Obviously to no avail. Nobody cares. People just want to open a service and have it work and Zoom excels at that. As Teams was already there for my large enterprise client, we tried that at first but nope. Has issues with screen sharing and makes problems even with less than a dozen users.
I never had any Zoom connection issues and among my consultant company and my client I have participated in Zoom meetings with 200-300 people (we did some events digitally) with absolutely zero issues. Grid view is amazing as well.
Jitsi exists but I couldn't even convince a single person to switch for more than one session. Zoom works and nothing else counts. In Europe I don't know any company that would get Google licenses for Meet due to ... Google being Google.
It's all Zoom (professional & private) and Houseparty (private).
I have had plenty of issue with Zoom. Quality being bad, people not understanding the interface and my university had people zoom-bombing or whatever it is called. I recently accidently logged into a session with the wrong credentials (whatever Zoom defaulted to, not my official uni login) and everyone thought I was zoom-bombing them. I couldn't understand why I was being cross-questioned by people in the session.
Unfortunately the media have pushed zoom so hard that everyone assumes it is the best option and don't want to hear of anything else.
> Quality being bad, people not understanding the interface
Honestly hearing this complain about zoom for the first time. I have never seen anyone complain about quality of meet or the interface (more than a 100 people from different teams).
> Obviously to no avail. Nobody cares. People just want to open a service and have it work and Zoom excels at that.

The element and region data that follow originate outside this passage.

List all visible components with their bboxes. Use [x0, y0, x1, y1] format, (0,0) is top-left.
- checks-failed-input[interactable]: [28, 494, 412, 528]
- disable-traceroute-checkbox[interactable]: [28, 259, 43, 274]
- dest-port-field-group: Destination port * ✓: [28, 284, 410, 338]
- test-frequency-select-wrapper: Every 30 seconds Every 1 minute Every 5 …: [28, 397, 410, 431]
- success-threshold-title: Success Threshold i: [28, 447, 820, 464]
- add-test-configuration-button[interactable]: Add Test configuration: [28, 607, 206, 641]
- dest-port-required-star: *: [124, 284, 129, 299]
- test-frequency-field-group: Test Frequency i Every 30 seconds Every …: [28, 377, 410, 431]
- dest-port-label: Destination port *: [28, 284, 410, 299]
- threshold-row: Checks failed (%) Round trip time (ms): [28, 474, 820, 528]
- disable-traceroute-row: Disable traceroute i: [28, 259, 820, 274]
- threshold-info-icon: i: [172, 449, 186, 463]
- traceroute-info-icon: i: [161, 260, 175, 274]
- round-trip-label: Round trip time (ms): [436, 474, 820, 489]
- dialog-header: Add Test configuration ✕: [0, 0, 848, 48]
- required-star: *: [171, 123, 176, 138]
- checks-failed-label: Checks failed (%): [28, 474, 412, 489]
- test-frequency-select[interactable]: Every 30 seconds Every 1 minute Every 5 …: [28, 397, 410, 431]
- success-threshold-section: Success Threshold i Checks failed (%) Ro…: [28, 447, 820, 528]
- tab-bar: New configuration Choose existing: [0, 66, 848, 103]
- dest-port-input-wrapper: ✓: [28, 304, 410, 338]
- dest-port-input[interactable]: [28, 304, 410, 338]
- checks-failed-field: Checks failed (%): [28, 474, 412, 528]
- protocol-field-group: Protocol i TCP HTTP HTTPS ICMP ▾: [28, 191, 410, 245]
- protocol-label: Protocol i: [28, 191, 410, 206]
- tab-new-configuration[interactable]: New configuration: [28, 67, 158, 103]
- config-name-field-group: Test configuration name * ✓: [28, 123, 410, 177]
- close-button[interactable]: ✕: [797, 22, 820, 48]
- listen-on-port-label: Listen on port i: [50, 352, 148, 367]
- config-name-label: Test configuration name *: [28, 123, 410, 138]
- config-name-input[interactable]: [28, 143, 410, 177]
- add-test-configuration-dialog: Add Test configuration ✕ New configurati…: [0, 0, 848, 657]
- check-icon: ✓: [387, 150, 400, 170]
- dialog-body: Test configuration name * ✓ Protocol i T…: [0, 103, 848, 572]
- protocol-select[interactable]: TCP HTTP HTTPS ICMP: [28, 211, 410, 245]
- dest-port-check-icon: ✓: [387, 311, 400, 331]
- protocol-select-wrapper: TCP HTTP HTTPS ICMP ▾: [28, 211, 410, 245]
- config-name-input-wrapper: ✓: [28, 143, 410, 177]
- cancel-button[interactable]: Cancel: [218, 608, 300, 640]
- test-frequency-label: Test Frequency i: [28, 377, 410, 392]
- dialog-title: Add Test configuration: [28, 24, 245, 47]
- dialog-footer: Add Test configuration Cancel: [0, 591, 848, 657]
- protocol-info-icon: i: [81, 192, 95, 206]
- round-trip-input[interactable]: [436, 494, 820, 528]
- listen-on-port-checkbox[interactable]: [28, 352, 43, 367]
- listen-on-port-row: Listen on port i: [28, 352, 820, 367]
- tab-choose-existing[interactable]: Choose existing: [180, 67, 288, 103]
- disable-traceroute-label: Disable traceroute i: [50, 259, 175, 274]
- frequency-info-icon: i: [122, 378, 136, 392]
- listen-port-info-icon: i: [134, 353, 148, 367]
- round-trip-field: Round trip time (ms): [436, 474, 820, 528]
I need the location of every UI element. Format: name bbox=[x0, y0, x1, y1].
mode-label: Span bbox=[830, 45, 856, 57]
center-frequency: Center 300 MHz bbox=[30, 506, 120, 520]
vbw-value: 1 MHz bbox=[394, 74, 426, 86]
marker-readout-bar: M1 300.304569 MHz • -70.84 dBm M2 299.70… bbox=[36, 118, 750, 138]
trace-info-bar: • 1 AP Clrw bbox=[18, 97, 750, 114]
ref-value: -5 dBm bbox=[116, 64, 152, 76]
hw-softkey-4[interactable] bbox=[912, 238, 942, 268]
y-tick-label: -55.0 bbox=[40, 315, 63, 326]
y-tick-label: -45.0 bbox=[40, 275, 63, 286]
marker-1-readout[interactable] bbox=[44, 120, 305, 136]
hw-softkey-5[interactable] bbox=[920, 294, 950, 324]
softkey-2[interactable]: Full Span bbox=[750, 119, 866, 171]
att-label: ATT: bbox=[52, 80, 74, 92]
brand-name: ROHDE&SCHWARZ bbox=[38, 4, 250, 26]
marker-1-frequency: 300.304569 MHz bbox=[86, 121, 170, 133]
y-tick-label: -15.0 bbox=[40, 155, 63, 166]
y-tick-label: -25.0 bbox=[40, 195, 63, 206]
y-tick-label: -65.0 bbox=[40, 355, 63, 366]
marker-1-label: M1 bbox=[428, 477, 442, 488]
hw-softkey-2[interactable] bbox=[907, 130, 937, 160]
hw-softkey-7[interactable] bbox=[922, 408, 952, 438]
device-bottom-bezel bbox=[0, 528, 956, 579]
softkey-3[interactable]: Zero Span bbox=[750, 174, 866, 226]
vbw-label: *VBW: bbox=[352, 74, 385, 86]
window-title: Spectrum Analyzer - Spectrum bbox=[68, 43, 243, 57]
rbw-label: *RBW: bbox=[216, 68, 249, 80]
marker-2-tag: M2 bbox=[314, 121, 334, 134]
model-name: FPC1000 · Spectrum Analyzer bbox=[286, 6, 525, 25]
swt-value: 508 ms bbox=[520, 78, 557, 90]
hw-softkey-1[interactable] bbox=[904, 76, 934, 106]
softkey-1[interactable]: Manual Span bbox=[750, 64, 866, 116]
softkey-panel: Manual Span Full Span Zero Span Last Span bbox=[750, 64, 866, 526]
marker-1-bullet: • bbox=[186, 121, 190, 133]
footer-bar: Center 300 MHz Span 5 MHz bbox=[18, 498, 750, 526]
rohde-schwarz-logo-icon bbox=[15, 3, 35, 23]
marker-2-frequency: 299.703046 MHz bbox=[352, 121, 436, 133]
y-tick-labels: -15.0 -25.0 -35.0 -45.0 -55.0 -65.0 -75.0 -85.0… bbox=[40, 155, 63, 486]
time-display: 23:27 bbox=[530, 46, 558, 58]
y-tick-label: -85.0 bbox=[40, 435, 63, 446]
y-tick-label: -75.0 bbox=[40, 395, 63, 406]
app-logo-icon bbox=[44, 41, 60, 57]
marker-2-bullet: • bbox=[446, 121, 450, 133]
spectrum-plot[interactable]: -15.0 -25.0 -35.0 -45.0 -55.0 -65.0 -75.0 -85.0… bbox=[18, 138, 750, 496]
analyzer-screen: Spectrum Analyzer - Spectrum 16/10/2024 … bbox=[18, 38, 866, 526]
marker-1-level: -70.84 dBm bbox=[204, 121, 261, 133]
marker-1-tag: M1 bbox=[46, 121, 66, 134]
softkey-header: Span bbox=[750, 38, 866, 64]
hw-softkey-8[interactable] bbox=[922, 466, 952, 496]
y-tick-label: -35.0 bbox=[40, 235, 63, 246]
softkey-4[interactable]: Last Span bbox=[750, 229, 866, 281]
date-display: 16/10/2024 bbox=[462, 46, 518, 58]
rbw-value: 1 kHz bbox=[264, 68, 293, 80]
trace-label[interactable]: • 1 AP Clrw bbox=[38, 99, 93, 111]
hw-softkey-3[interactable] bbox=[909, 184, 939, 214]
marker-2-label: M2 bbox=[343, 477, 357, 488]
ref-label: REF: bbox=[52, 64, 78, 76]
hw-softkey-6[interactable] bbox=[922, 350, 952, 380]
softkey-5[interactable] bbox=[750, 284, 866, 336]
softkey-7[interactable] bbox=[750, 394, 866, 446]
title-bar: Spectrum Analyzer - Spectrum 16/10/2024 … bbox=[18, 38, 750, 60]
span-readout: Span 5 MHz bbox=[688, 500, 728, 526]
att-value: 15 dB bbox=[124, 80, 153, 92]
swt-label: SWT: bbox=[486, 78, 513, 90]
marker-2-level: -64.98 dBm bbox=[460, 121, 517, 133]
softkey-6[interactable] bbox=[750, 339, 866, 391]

Not true in my experience. Some people definitely care: the CIO at the mid sized company I work at has restricted Zoom usage; and my wife's company also cares (they started with Zoom and have moved to Teams partly because of Zoom issues).
Keep trying, not everyone cares indeed but plenty do, especially when it impacts data regulations/security.
I have used it privately in small groups and it had a few issues. People dropping out, constant sound issues and duplicate people entering. I have no experience with 80-300 people (interactive events mostly, sometimes division-wide meetings/webinars...).
I would definitely put it right behind Zoom though and really love what they are doing.